Qual é a história – e o segredo – do Califórnia, um bar que funciona 24 sobre 24 horas, e à moda dos filmes americanos (do Texas) em pleno coração da metrópole moçambica, Maputo? @Verdade procurou saber e constatou que, para além de drogas, sexo e álcool, há bufos, chulos e criminosos. Contudo, o bar é um posto de trânsito onde a lei fornica com o submundo do crime.
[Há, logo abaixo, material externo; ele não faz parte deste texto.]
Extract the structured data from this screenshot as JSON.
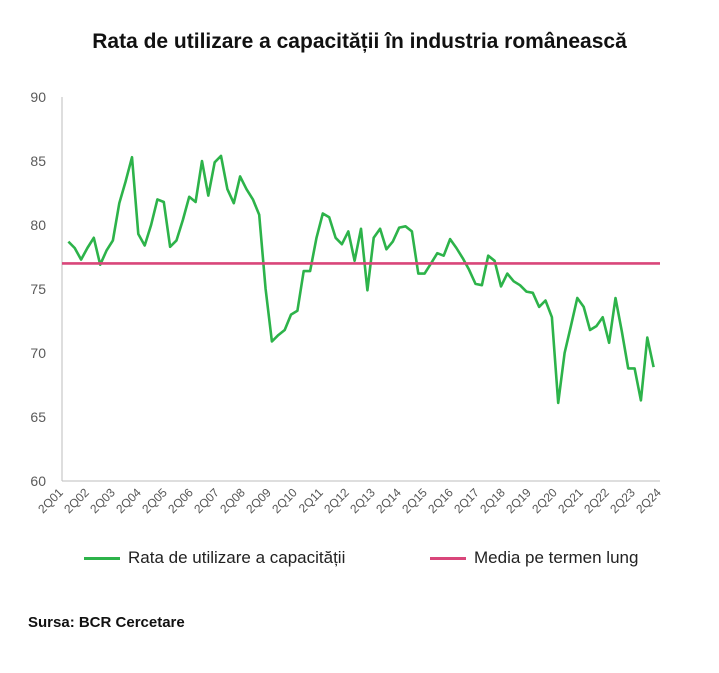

Passavam poucos minutos das 18 horas de uma sexta-feira qualquer quando enviámos uma mensagem para um colega, convidando-o a fazer-nos companhia na cobertura desta reportagem noctívaga. Para o nosso desespero – e sem papas na língua – o escriba ripostou: “O quê? Trabalhar nesse bar à noite? Não, felizmente não quero morrer contigo! ”. Pairou sobre nós a ideia de desistir do trabalho que propussemos à chefia editorial. Mas, como a decisão estava tomada e os meios disponibilizados, lá decidimos ir a muitos desses bares onde a vida fervilha à moda do que o moçambicano aprendeu dos filmes do “far-west” na superfície do Texas. Fomos a muitos, mas o Califórnia mereceu atenção redobrada.
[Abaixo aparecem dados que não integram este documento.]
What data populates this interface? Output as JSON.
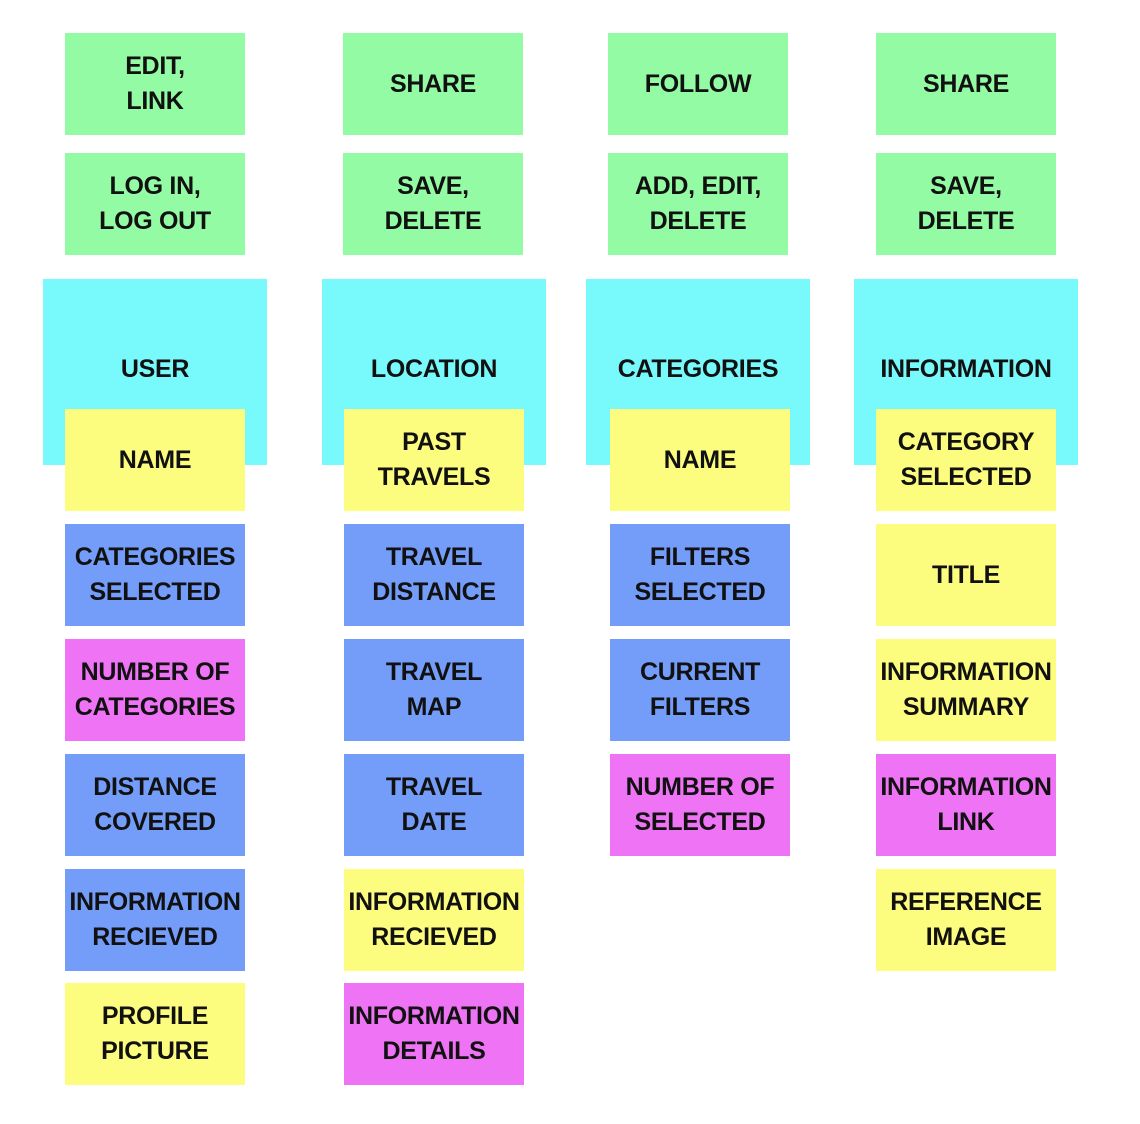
{
  "colors": {
    "action": "#93fba3",
    "entity": "#78fafc",
    "attribute_yellow": "#fcfc7f",
    "attribute_blue": "#749cf9",
    "attribute_pink": "#ef74f5"
  },
  "columns": [
    {
      "actions": [
        "EDIT,\nLINK",
        "LOG IN,\nLOG OUT"
      ],
      "entity": "USER",
      "attributes": [
        "NAME",
        "CATEGORIES\nSELECTED",
        "NUMBER OF\nCATEGORIES",
        "DISTANCE\nCOVERED",
        "INFORMATION\nRECIEVED",
        "PROFILE\nPICTURE"
      ]
    },
    {
      "actions": [
        "SHARE",
        "SAVE,\nDELETE"
      ],
      "entity": "LOCATION",
      "attributes": [
        "PAST\nTRAVELS",
        "TRAVEL\nDISTANCE",
        "TRAVEL\nMAP",
        "TRAVEL\nDATE",
        "INFORMATION\nRECIEVED",
        "INFORMATION\nDETAILS"
      ]
    },
    {
      "actions": [
        "FOLLOW",
        "ADD, EDIT,\nDELETE"
      ],
      "entity": "CATEGORIES",
      "attributes": [
        "NAME",
        "FILTERS\nSELECTED",
        "CURRENT\nFILTERS",
        "NUMBER OF\nSELECTED"
      ]
    },
    {
      "actions": [
        "SHARE",
        "SAVE,\nDELETE"
      ],
      "entity": "INFORMATION",
      "attributes": [
        "CATEGORY\nSELECTED",
        "TITLE",
        "INFORMATION\nSUMMARY",
        "INFORMATION\nLINK",
        "REFERENCE\nIMAGE"
      ]
    }
  ]
}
Informal e modesto, o restaurante de que falamos é, definitivamente, a segunda casa da maioria dos noctívagos maputenses. A razão é simples mas histórica: o maior património da vida boémia da cidade das acácias está a passar por mudanças. A transformação veio com o surgimento dos bares estilo “Gigabyete” (popularizado em Maputo através da telenovela Malhação), o protótipo dos bares ocidentais, arrumadinhos e com decorações cuidadosas e, sobretudo, atendimento personalizado. Como se vê na Julius Nherere e na baixa da cidade, tudo isso é feito com simplicidade mas sem nunca descurar a alma do negócio.
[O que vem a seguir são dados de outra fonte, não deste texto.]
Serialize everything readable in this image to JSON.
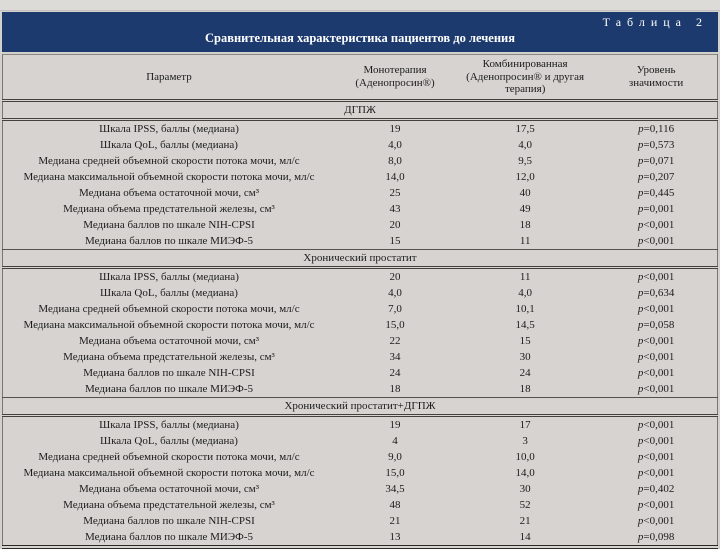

Quis o destino que o bar Califórnia fosse aberto no endereço mais improvável para um local de extravagância: na esquina entre as avenidas Vladimir Lénine e Ho Chi Min. Mas deu tão certo. Inspirado na bem-sucedida experiência de bares norte-americanos do Texas, o Califórnia reúne todos os requisitos para o cliente menos exigente, libertino, aventureiro e de bolso magro: decoração simples, profissionalismo e preocupação com a quantidade dos produtos são itens que ditaram a sua sobrevivência.
A servir como uma vitrina para a cerveja sempre bem gelada e sopa sempre bem quente 24 horas, é assim que, nas horas geladas ou infernais do grande Maputo, o bar que nunca fecha ‘descongela’ as tripas e arrefere as goelas de todos os que ali frequentam: políticos, empresários, artistas, jornalistas, juristas e jogadores de futebol, entre tantos outros.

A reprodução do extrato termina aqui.